Hyperscaler and Sovereign Spending Trends The AI buildout by U.S. tech giants continues to drive Nvidia’s growth. In 2025, the Magnificent Seven are expected to spend over $320 billion on AI infrastructure, up from $230 billion in 2024. Amazon is allocating $100 billion, Microsoft $80 billion, Google $75 billion, and Meta as much as $65 billion. Nvidia is deeply embedded in each. Saudi Arabia and the UAE recently inked $20 billion-plus deals with Nvidia for sovereign AI projects. According to Zino, these geopolitical tailwinds could help Nvidia offset lost China revenue.

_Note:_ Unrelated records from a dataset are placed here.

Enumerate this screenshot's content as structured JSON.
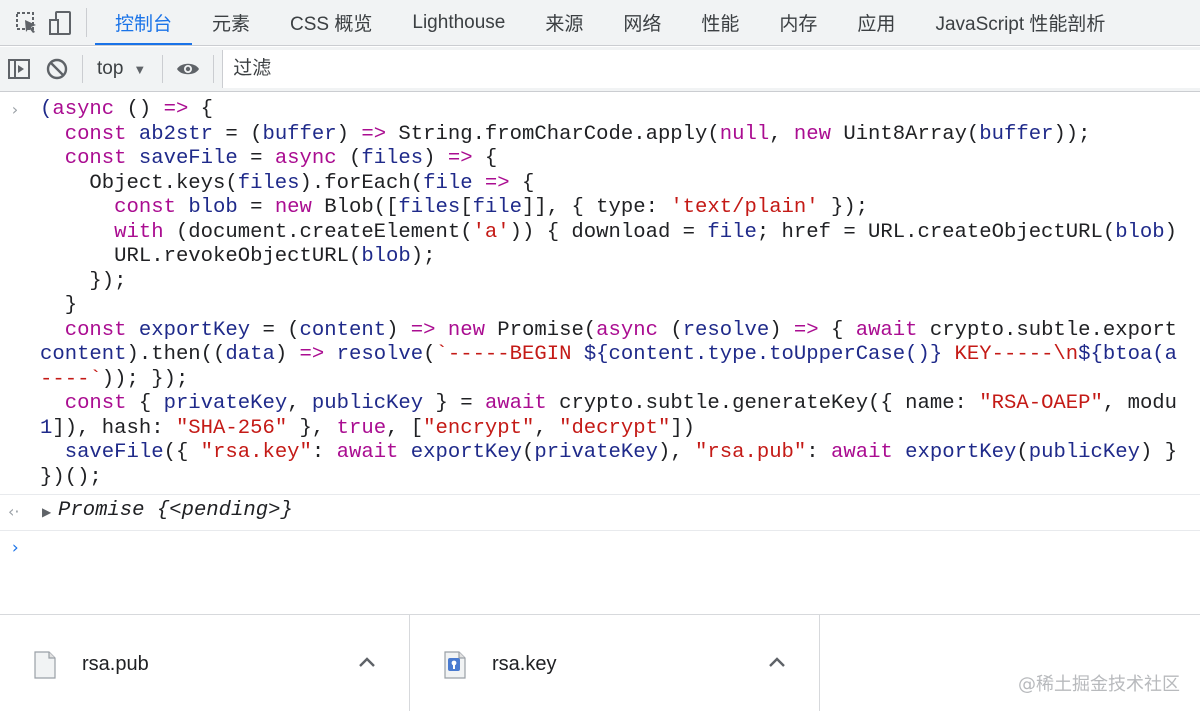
{
  "tabs": [
    {
      "label": "控制台"
    },
    {
      "label": "元素"
    },
    {
      "label": "CSS 概览"
    },
    {
      "label": "Lighthouse"
    },
    {
      "label": "来源"
    },
    {
      "label": "网络"
    },
    {
      "label": "性能"
    },
    {
      "label": "内存"
    },
    {
      "label": "应用"
    },
    {
      "label": "JavaScript 性能剖析"
    }
  ],
  "active_tab": "控制台",
  "toolbar": {
    "context": "top",
    "filter_placeholder": "过滤"
  },
  "console": {
    "input_prompt": "›",
    "result_prompt": "‹·",
    "result": "Promise {<pending>}",
    "new_prompt": "›"
  },
  "downloads": [
    {
      "name": "rsa.pub",
      "icon": "document-icon"
    },
    {
      "name": "rsa.key",
      "icon": "key-file-icon"
    }
  ],
  "watermark": "@稀土掘金技术社区",
  "colors": {
    "accent": "#1a73e8",
    "keyword": "#aa0d91",
    "string": "#c41a16",
    "name": "#1f2a8a"
  }
}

Q2 and Second Half Outlook Guidance for Q2 is expected to be conservative, reflecting the tail impact of H20 restrictions and ongoing supply constraints for GB200. Consensus looks for $46 billion in revenue. However, Nvidia has indicated that the Blackwell ramp in 2H26 should be significant. The GB300 Ultra is expected to debut in Q3, offering performance gains and higher ASPs.

Valuation and Financial Health Nvidia trades at a blended P/E of 38.4x—elevated, but justified given expected FY26 EPS growth of 47%. The company has $38.5 billion in cash against $8.5 billion in debt, giving it ample financial flexibility. Zino sees fair value closer to 45-47x EPS, implying a target price around $140 based on $2.99 EPS for FY25. Nvidia's 56% net margins and dominant AI market position support this bullish stance.

Analyst Sentiment and Risk Factors Stifel, Piper Sandler, and KeyBanc all maintain bullish outlooks, though they expect a "messy" Q1 print and guidance. Risks include further export curbs, GB200 ramp delays, and macro-driven CAPEX cuts. However, momentum from the Blackwell launch, hyperscaler demand, and policy tailwinds outweigh near-term headwinds.

Conclusion Despite near-term turbulence, Nvidia remains the cornerstone of the global AI infrastructure buildout. With hyperscaler capex climbing, sovereign nations investing in AI sovereignty, and the Blackwell platform set to scale, Nvidia is positioned for durable growth. As Zino notes, "Nvidia's pipeline remains extremely strong." Investors will be closely watching commentary on China, the Blackwell ramp, and margin recovery to gauge how quickly the company can turn the corner. In a volatile geopolitical and policy environment, Nvidia’s agility, scale, and innovation remain its greatest strengths.